The location of wisdom teeth at the back of the mouth can make them difficult to clean even if they erupt correctly. When wisdom teeth erupt only partially, they can be highly prone to collecting food bits and bacteria. This buildup may not respond to brushing, and oral health problems may develop over time. In fact, wisdom teeth may start developing decay that can spread to other teeth. Gum disease, another common outcome of oral bacterial overgrowth, can also begin around the wisdom teeth and may eventually affect the gums in general. A water cleaning instrument may be effective for keeping wisdom teeth clean in some cases, but it may be impractical when extraction can eliminate the problem altogether.

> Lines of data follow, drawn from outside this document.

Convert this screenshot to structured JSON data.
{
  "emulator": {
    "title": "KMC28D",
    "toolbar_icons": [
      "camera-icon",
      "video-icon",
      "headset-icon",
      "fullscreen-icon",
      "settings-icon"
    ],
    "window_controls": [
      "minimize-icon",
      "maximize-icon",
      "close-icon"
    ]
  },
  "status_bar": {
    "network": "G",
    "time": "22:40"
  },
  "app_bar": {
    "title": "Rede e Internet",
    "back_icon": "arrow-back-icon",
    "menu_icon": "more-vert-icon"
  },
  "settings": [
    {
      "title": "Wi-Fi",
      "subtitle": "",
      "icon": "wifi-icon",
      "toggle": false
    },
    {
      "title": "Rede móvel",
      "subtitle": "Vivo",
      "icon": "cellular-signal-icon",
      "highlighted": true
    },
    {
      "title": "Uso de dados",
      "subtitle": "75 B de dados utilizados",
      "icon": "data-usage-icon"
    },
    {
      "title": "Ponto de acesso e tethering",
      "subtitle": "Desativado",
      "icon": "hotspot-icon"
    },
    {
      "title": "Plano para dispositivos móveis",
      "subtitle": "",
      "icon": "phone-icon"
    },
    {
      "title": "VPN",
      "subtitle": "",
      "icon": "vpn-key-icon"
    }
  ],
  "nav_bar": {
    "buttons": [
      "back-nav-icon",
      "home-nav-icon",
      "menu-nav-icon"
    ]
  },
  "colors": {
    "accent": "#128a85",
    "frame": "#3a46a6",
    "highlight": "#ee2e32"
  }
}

Improper Eruption or Impaction
In many patients, wisdom teeth erupt incompletely or incorrectly. Either of these situations can cause serious oral health problems if not addressed. When wisdom teeth remain inside the gums, they may be unnoticeable for some patients but problematic in others. If gum inflammation, swelling and pain develops, patients should have their retained wisdom teeth removed.
Impacted wisdom teeth can face forward, backwards or sideways, placing adjacent teeth and tissues at risk of damage and complicating cleaning. If a wisdom tooth places pressure on nearby nerves, serious pain may result. Wisdom teeth that push forward may shift or break neighboring molars, causing pain and raising risks of infection. Because so many problems are linked to impacted wisdom teeth, extraction may be a good idea in these cases even if discomfort is not currently present.
Active Decay or Infection
Cavities and infections are two major risks of leaving wisdom teeth in the mouth. If minor cavities are found in wisdom teeth, timely repair with fillings may make removal unnecessary. However, infected teeth can be more serious. While root canal treatment can be performed to save wisdom teeth, infections are likely to reappear in wisdom teeth after developing once. This means that extraction is usually the preferred approach. Other infections, including pericoronitis, an infection involving gum tissue overhanging a wisdom tooth, are also likely to re-occur and can warrant extraction of these molars.
When wisdom teeth erupt during late adolescence or early adulthood, they may not require removal as long as they do not cause problems. An exam should always be performed to assess the condition of these molars and any risks they present. In some cases, extraction of wisdom teeth may be recommended before they erupt because of how they are situated. If your wisdom teeth are problematic, having them extracted now may save you discomfort, time and money in the long term. With local anesthesia, nitrous oxide and other sedation options, wisdom teeth removal offers comfort during the procedure as well as afterwards.